Auf diese offensichtliche Diskrepanz wird unterschiedlich reagiert. Das aktuelle Schlagwort scheint »Kooperationen« zu sein. Die Stadt Linz hat im neuen Kulturentwicklungsplan die Ernennung von Ansprechpersonen innerhalb der städtischen Kunst- und Kulturinstitutionen vorgesehen, die die Zusammenarbeit mit der freien Szene moderieren sollen. Zum einen ist aber noch unklar, mit welchen Kompetenzen und Budgets diese Personen ausgestattet werden; zum anderen sind große Teile der städtischen Kulturveranstalter als eigenständige GmbHs organisiert, denen das Kulturamt diesbezüglich eigentlich keine Vorgaben machen kann. Die Kulturschaffenden verlangen ihrerseits auch vom Land Oberösterreich eine verstärkte Beteiligung der Freien Szene an den etablierten Häusern (etwa: ein Kontingent von freien Produktionen pro Jahr im Musiktheater), wollen dabei aber nicht einfach „eingebunden“ werden, sondern die Eigenständigkeit der künstlerischen Arbeit gewahrt wissen. Auch die offene Frage, ob es innerhalb der Szene neue Synergien und alternative Finanzierungsmodelle geben kann, wird gestellt – zumal manchen Vereinen, wie etwa dem Musentempel, von Stadt und Land schon dringend angeraten wird, sich nach „Sponsoren aus der Wirtschaft“ umzusehen, während zurzeit ohnehin über allem „die Krise“ schwebt. Dahinter steht die größere Frage, wie die Heterogenität und Prekarität der Player der Freien Szene so überwunden werden könnten, dass sich gemeinsames Lobbying und stärkere Kooperationen forcieren lassen.
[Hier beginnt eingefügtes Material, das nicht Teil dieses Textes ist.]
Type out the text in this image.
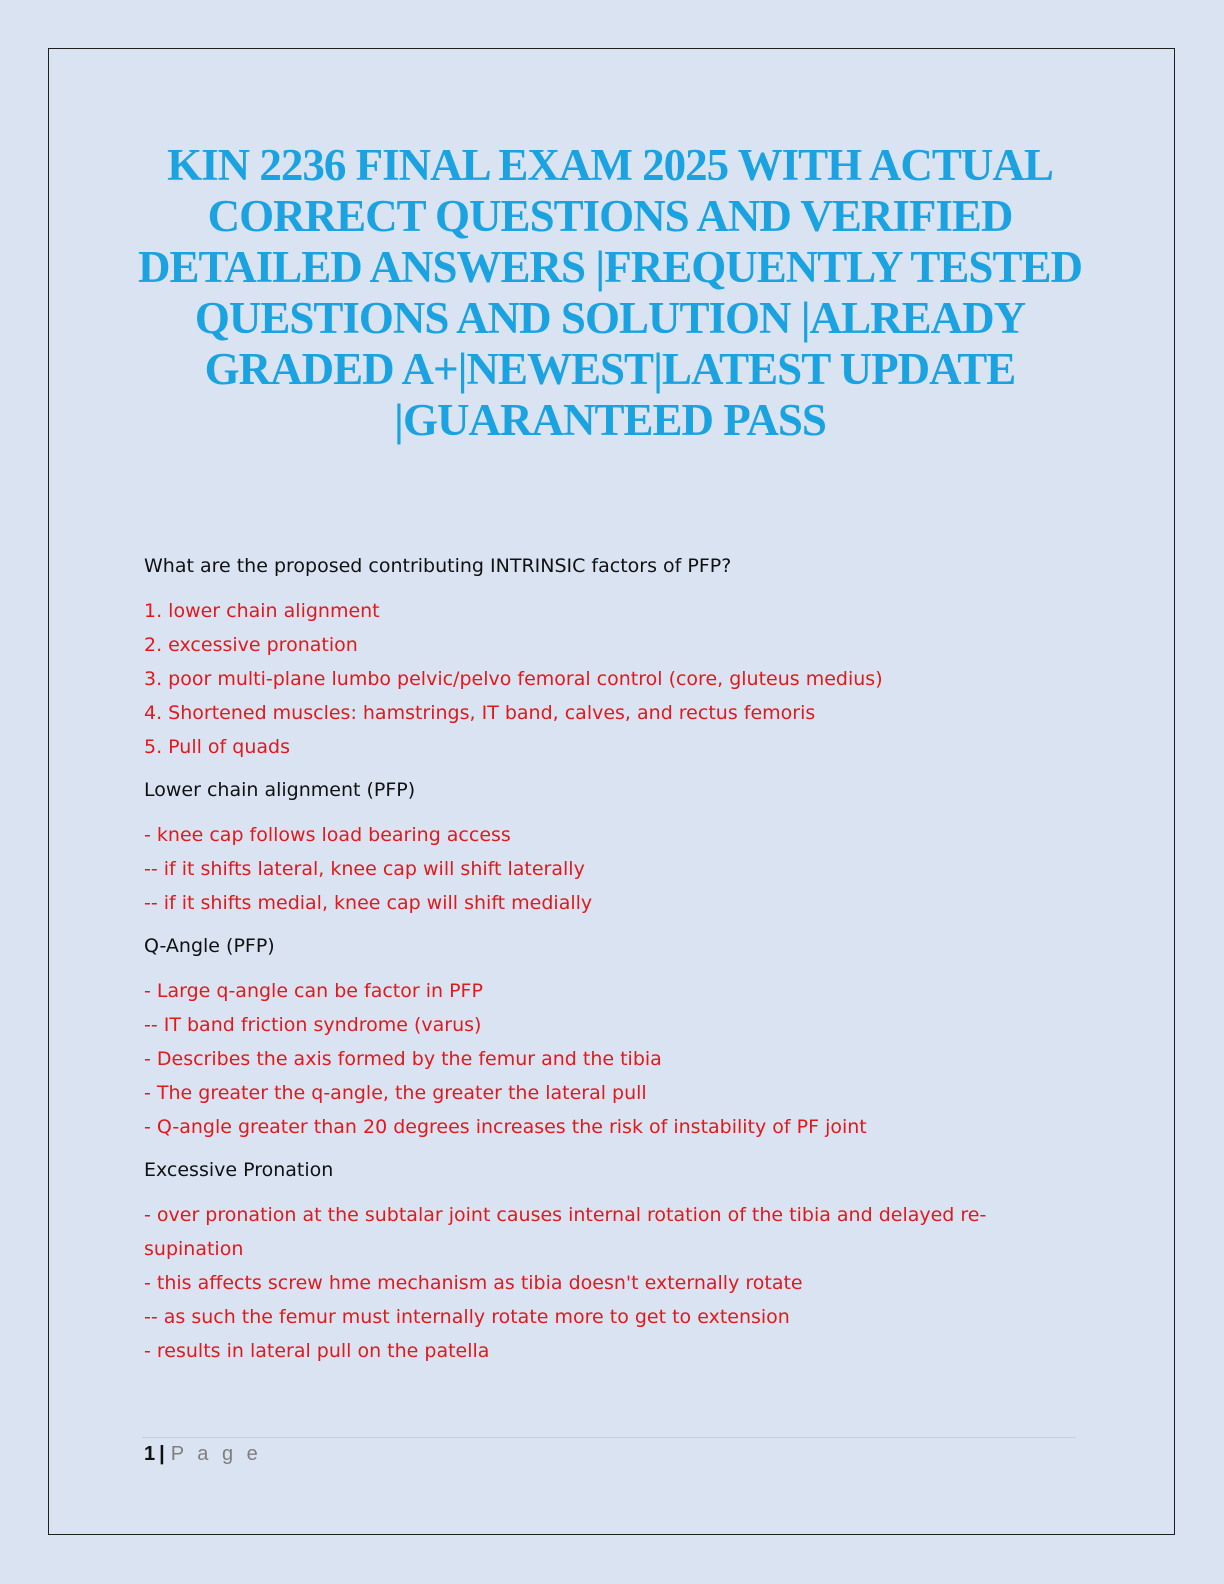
KIN 2236 FINAL EXAM 2025 WITH ACTUAL CORRECT QUESTIONS AND VERIFIED DETAILED ANSWERS |FREQUENTLY TESTED QUESTIONS AND SOLUTION |ALREADY GRADED A+|NEWEST|LATEST UPDATE |GUARANTEED PASS

What are the proposed contributing INTRINSIC factors of PFP?

1. lower chain alignment
2. excessive pronation
3. poor multi-plane lumbo pelvic/pelvo femoral control (core, gluteus medius)
4. Shortened muscles: hamstrings, IT band, calves, and rectus femoris
5. Pull of quads

Lower chain alignment (PFP)

- knee cap follows load bearing access
-- if it shifts lateral, knee cap will shift laterally
-- if it shifts medial, knee cap will shift medially

Q-Angle (PFP)

- Large q-angle can be factor in PFP
-- IT band friction syndrome (varus)
- Describes the axis formed by the femur and the tibia
- The greater the q-angle, the greater the lateral pull
- Q-angle greater than 20 degrees increases the risk of instability of PF joint

Excessive Pronation

- over pronation at the subtalar joint causes internal rotation of the tibia and delayed re-
supination
- this affects screw hme mechanism as tibia doesn't externally rotate
-- as such the femur must internally rotate more to get to extension
- results in lateral pull on the patella
1 | P a g e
Während aus dem BMUKK bisweilen Signale in die Bundesländer ausgehen, dass man die Förderung von Projekten außerhalb Wiens selbst als notwendig und vorrangig ansieht, hat das Land Oberösterreich im freien darstellenden Bereich in vielen Fällen die Förderungen an das niedrigere Niveau der Stadt Linz nach unten angeglichen. Hinsichtlich des föderalen Systems aufeinander aufbauender Förderbescheide (Stadt > Land > Bund) eine katastrophale Entwicklung. Beim Land fehlen darüber hinaus auch längerfristige Fördermodelle, die den Kunstschaffenden jenseits einzelner Projekte planvolles Arbeiten und Koproduzieren ermöglichen.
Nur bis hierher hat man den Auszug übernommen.